Buffalo does the salsa

Latin dance community starts to shine in Buffalo


For those interested in salsa but are unfamiliar with the intricate turns and twists, Buffalo may be the right place to learn.

In honor of National Hispanic Heritage Month, The Latin Dance Company, Baila Salsa and the Latin American Student Association (LASA) has hosted dance lessons and events until Oct. 15.

As an integral part of Latin cultural expression, dance serves as an interactive art and creative outlet. Even though Buffalo is not a renowned Latin dance community, like New York City or Los Angeles, it still has a quality impact on the area. A Buffalo Latin-themed dance attracts a diverse group of people and is a social experience that differs from typical nightlife.

Arianne McAllister, a junior English major from UK, said the local Latin community has helped her feel right at home, despite not knowing many people in Buffalo.

“Dancing is an incredible way to connect with people of all ages and nationalities, one that ignores language barriers and age gaps to create a well-rounded global community,” McAllister said. “In my experience, Buffalo is a small snapshot of an incredibly welcoming worldwide community. As a dancer from the UK, I know that I can feel at home wherever I may be, be it my home town, London, Madrid, Mexico, [or] Buffalo.”

Abby LaPlaca, a recent UB grad and former dance liaison for LASA, said she was surprised by how tight-knit the Buffalo community feels.

“I think the dance community in Buffalo is small but dedicated. It’s really like joining a dance family,” LaPlaca said. “All that matters is the music and the connection to it and your partner. People think you have to have all these fancy moves to go out and dance, not true. You have to be open to trying and open to people.”

The LASA has made dance a significant part of their club.

Every Tuesday at 8 p.m. they hold a weekly dance lesson and social. Club members often find this a place to meet people, socialize and unwind, regardless of background.

On Oct. 24, LASA will be presenting their 11th annual heritage banquet, celebrating the Noche De Los Muertos, or night of the dead, at Acqua Restaurant at 6 p.m. This event is formal and will include a choreographed performance of salsa, tango, bachata and dembow.

Rachel Brianna, a senior psychology major and LASA club member, said dancing is a way for her to escape from the world completely and de-stress.

“It's such a great form of expression for anyone of any culture, and whether you're doing salsa, bachata, merengue, or any of the sort, you can tell a story,” Brianna said. “I've danced before, but Latin dancing has opened up a door for me that allows me to express more of whom I am, be free and have a lot of fun at the same time.”

The genre of each dance lesson varies weekly from salsa to merengue to bachata, each with its own distinct twist.

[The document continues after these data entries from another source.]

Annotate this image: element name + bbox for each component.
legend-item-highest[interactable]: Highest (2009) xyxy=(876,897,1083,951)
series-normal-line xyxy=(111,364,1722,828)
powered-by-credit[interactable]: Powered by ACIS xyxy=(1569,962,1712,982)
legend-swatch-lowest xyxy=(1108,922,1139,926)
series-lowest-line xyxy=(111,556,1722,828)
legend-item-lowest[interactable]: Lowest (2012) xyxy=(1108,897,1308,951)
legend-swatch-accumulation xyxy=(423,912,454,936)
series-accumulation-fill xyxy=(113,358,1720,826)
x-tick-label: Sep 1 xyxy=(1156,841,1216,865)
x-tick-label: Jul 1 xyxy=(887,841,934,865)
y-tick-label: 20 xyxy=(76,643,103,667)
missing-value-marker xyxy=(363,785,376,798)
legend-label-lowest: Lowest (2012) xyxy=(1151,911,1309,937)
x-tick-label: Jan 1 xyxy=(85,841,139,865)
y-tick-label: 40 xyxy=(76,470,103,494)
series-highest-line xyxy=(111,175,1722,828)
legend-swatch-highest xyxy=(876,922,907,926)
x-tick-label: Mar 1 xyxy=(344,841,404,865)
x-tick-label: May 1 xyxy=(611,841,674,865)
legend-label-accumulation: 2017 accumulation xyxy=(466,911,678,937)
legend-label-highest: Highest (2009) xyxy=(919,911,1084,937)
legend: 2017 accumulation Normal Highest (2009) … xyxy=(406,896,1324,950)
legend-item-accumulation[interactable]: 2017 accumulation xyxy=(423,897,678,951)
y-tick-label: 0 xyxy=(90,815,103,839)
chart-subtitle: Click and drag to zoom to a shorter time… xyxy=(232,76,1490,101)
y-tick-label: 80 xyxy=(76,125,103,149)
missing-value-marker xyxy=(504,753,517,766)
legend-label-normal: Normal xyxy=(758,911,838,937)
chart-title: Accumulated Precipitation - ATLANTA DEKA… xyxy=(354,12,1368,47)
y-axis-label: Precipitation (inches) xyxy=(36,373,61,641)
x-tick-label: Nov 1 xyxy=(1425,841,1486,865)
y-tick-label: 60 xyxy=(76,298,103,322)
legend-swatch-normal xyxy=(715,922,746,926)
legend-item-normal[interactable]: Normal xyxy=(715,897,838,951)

Merengue is a dance from the Dominican Republic, characterized by its high energy and basic 1, 2 steps where the dancer pushes the ball of his feet into the ground. This dance also requires intricate turns and twists informally called pretzels.

Bachata also originates from the Dominican Republic and is a very sensual dance. The basic step is an eight-count divided into two separate four counts. The four steps are multi-directional and end with a hip, pop and then repeated.

Salsa is a combination of many music genres, but the dance originates from Cuba. It has a huge Afro-Cuban influence and consists of many styles within the genre of salsa.

“Everyone is happy to share their latest move and just to smile and share a dance,” LaPlaca said. “The best dancers aren't necessarily the ones with the craziest moves. The people I love to dance with are those who you can tell are having fun and really feeling the soul of the music. It's art in motion.”

Besides LASA, there are many groups in Buffalo that provide ways to get involved with the Latin Dance community.

Baila Salsa offers many opportunities to learn and practice in Buffalo. Founders Fanny Olaya and Calvin Rice are professional instructors providing salsa lessons of all levels to the Buffalo community.

Every Wednesday evening at Pucho Olivenia Center, Baila Salsa gives a one-hour lesson where people learn basic steps and a few moves. The floor then opens for social dancing, so people can practice their steps and have the opportunity to socialize.

Baila Salsa also has a weekly event on Friday nights at the Falafel Bar, located at 3047 Sheridan Dr. Dance lessons start at 10 p.m., followed by an open floor for social dancing.

Regardless of age, gender, nationality or even skill level, there are a number of options to learn and practice dancing in the city.

“It’s an incredibly enthusiastic community, with familiar faces popping up at multiple venues,” McAllister said. “For me personally, it has had an incredible influence on my life, particularly with regards to my self-confidence and in helping me grow out of the very quiet, shy girl I was two years ago.”